My essay is on Thomas Edison’s Red Cross Seal films, which I’ve posted about here. I really liked working with Marsha, Devin, and Dan. Their edits made my work much, much stronger. The full list of contributors:
Introduction: A History of Learning with the Lights Off, Devin Orgeron, Marsha Orgeron, and Dan Streible
1. The Cinema of the Future: Visions of the Medium as Modern Educator, 1895-1910, Oliver Gaycken
2. Communicating Disease: Tuberculosis, Narrative, and Social Order in Thomas Edison’s Red Cross Seal Films, Miriam Posner
3. Visualizing Industrial Citizenship, Lee Grieveson
4. Film Education in the Natural History Museum: Cinema Lights Up the Gallery in the 1920s, Alison Griffiths
5. Glimpses of Animal Life: Nature Films and the Emergence of Classroom Cinema, Jennifer Peterson
6. Medical Education through Film: Animating Anatomy at the American College of Surgeons and Eastman Kodak, Kirsten Ostherr
7. Dr.
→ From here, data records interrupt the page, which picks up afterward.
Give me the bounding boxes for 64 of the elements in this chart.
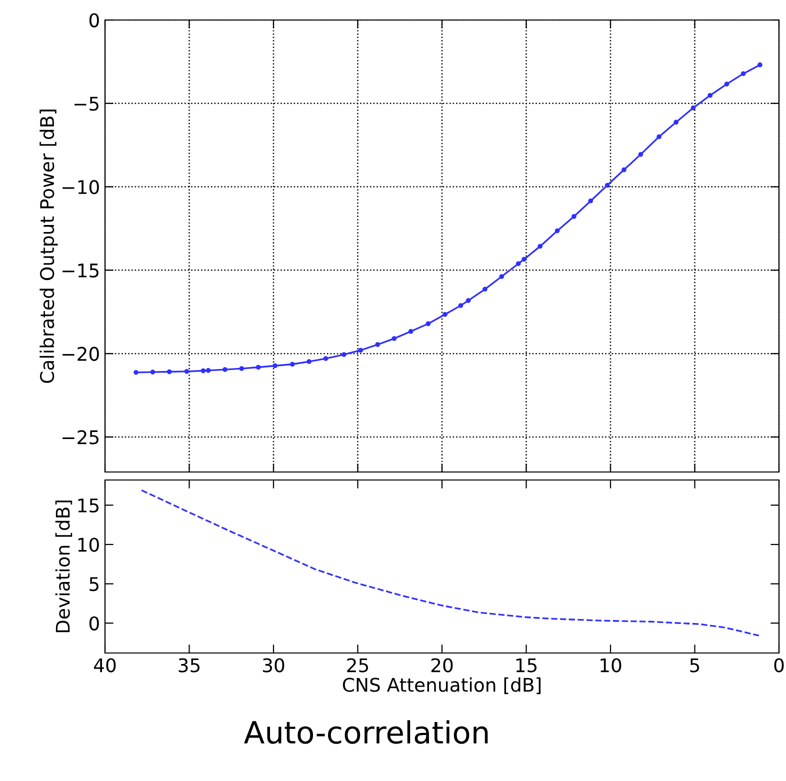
y-tick-label: 0 (89, 13, 99, 28)
x-tick-label: 20 (431, 658, 453, 672)
point (690, 105, 696, 110)
y-tick-label: 5 (90, 577, 98, 592)
point (239, 366, 244, 372)
point (724, 82, 730, 86)
point (538, 244, 542, 249)
point (206, 368, 211, 373)
point (306, 359, 312, 364)
point (622, 167, 626, 172)
point (342, 352, 346, 358)
point (222, 367, 228, 372)
point (150, 370, 156, 375)
point (272, 363, 278, 368)
point (708, 92, 713, 98)
point (426, 321, 431, 326)
point (604, 182, 610, 188)
point (554, 228, 560, 234)
x-tick-label: 5 (690, 658, 700, 672)
text: Auto-correlation (244, 720, 488, 744)
point (466, 298, 471, 303)
x-tick-label: 15 (516, 658, 537, 672)
point (290, 362, 295, 367)
point (638, 152, 644, 157)
point (392, 336, 397, 341)
point (482, 286, 488, 292)
point (358, 348, 364, 353)
point (674, 120, 678, 125)
point (572, 214, 576, 219)
point (442, 312, 448, 317)
point (134, 370, 138, 375)
x-tick-label: 35 (178, 658, 200, 672)
x-axis-title: CNS Attenuation [dB] (342, 677, 541, 694)
point (375, 342, 380, 348)
point (184, 368, 190, 374)
y-tick-label: 15 (78, 498, 98, 513)
y-tick-label: 10 (78, 538, 99, 552)
x-tick-label: 25 (347, 658, 368, 672)
y-axis-title: Calibrated Output Power [dB] (40, 110, 58, 383)
x-tick-label: 30 (263, 658, 284, 672)
x-tick-label: 40 (94, 658, 116, 672)
point (656, 134, 662, 140)
y-tick-label: −5 (74, 96, 98, 111)
y-tick-label: −20 (62, 346, 99, 361)
y-tick-label: −15 (62, 264, 98, 278)
point (166, 369, 172, 374)
y-axis-title: Deviation [dB] (55, 500, 72, 632)
x-tick-label: 0 (774, 658, 784, 672)
point (408, 328, 414, 334)
line-series (140, 489, 760, 636)
point (516, 261, 521, 266)
x-tick-label: 10 (600, 658, 622, 672)
y-tick-label: −25 (62, 430, 98, 444)
y-tick-label: −10 (62, 180, 99, 194)
point (588, 198, 594, 204)
point (200, 368, 206, 374)
point (758, 62, 762, 68)
point (740, 71, 746, 76)
point (499, 274, 504, 279)
point (522, 256, 526, 262)
point (458, 303, 464, 308)
point (256, 364, 261, 370)
y-tick-label: 0 (89, 616, 99, 631)
point (323, 356, 328, 362)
ERPI Finds His Voice: Electrical Research Products, Inc. and the Educational Film Market, 1927-1937, Heide Solbrig
8. Educational Film Projects of the 1930s: Secrets of Success and the Human Relations Series, Craig Kridel
9. “Education, Broadly Interpreted”: Rockefeller Philanthropies and the Development of Educational Film, 1935-1946, Victoria Cain
10. Cornering The Wheat Farmer (1938), Gregory A. Waller
11. The Failure of the NYU Educational Film Institute, Dan Streible
12. Spreading the Word: Race, Religion, and the Rhetoric of Contagion in Edgar G. Ulmer’s TB Films,Devin Orgeron
13. Exploitation as Education, Eric Schaefer
14. Smoothing the Contours of Didacticism: Jam Handy and His Organization, Rick Prelinger
15. Museum at Large: Aesthetic Education through Film, Katerina Loukopoulou
16. Celluloid Classrooms and Everyday Projectionists: Post-WWII Consolidation of Community Film Activism, Charles R. Acland
17. Screen Culture and Group Discussion in Postwar Race Relations, Anna McCarthy
18. “A Decent and Orderly Society”: Race Relations in Riot-Era Educational Films, 1966-1970, Marsha Orgeron
19. Everything Old Is New Again; or, Why I Collect Educational Films, Skip Elsheimer with Kimberly Pifer
20. Continuing Ed: Educational Film Collections in Libraries and Archives, Elena Rossi-Snook
21. A Select Guide to Educational Film Collections, Elena Rossi-Snook
It’s exciting to be in such august company.